Here’s what went wrong: AI eliminated the friction that used to force prioritization. When shipping carried high costs, teams naturally filtered ideas through “is the juice worth the squeeze?” Now shipping feels free, so everything ships.
The backlog became an execution queue, not a strategy document.
What AI actually automates: the shallow work
If your version of product management means:
Turning messy stakeholder requests into clean requirements
Routing work between teams
Sitting in status meetings documenting decisions
Tweaking copy and UX elements in isolation
Writing specs that restate obvious points
AI handles this today. Language models convert context into artifacts. Automation tools coordinate handoffs. GenAI tools produce variants on demand.
This is the shallow layer of PM: coordination disguised as strategy, documentation disguised as decision-making.
When people say “PM is dead,” they’re describing this layer. And they’re right. It should die.
The new bottleneck: judgment under abundance
When execution gets cheap, scarcity moves to judgment.
Real product management now means:
Conviction. Your team can ship anything. Which problems actually matter? Which customer segment deserves focus? Which ideas are technically easy but strategically wrong? Conviction means saying no when saying yes feels effortless.
Taste. AI generates 20 landing page variants in 2 mins and 12 seconds. You iterate, eliminate the mediocre ones. 3 are strong and worth A/B testing. Taste means knowing the difference without running tests unnecessarily.
Coherence.
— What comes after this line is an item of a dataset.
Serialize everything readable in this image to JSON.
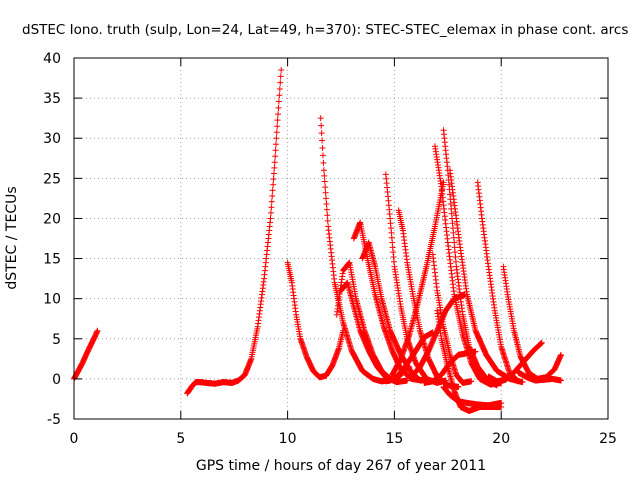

You team ships UX updates, add features and run experiments. Nothing contradicts the product vision because nobody is holding one. Coherence means ensuring the product feels intentionally designed, not randomly assembled.
These skills don’t scale with AI. They get harder as AI makes everything else easier.
How the role evolves
The PM that survives AI looks nothing like the PM that preceded it.
Old PM skills:
Writing detailed specs (ask me about Microsoft days in early 2000s with 30+ page specs commonplace)
Coordinating across teams
Managing backlogs
Triaging bugs
Running status meetings and sharing notes afterwards
New PM skills:
Spending more time with customers while AI handles note synthesis
Using AI to explore ten product directions, then applying judgment to pick one
Maintaining product coherence when everyone can ship independently
Deciding which problems deserve solving when all problems feel solvable
Holding conviction when AI makes every tactic feel achievable
PMs used to ask: “How do we build this?”
The best PMs should now be asking: “Should we build this at all?”
Where you actually spend your time
Look at what consumed your time this week.
Did you spend most of it on:
Status updates and coordination
Ticket writing and spec drafting
Routing requests between teams
Making sure work happened on schedule
Or did you spend it on:
Direct conversations with customers
Turning insights into clearer strategic bets (or tests)
Aligning your team around a coherent direction
Deciding which opportunities to deliberately ignore
The first list means you’re competing with AI. The second list means AI amplifies you.
What comes next
Product management isn’t dying. It’s mutating into something different and more valuable.
The shallow version (coordination, documentation, ticket management) gets automated. The deep version (conviction, taste, coherence) becomes essential.
AI didn’t remove your bottleneck. It moved it to the one place automation struggles: judgment about what matters.
Teams that realize this early stop celebrating velocity and start investing in conviction. They use AI to handle execution while building their judgment muscle.
The PM role that survives looks less like a project coordinator and more like a curator: someone who maintains intentionality when the cost of shipping drops to zero.
That’s not dead. That’s just getting started.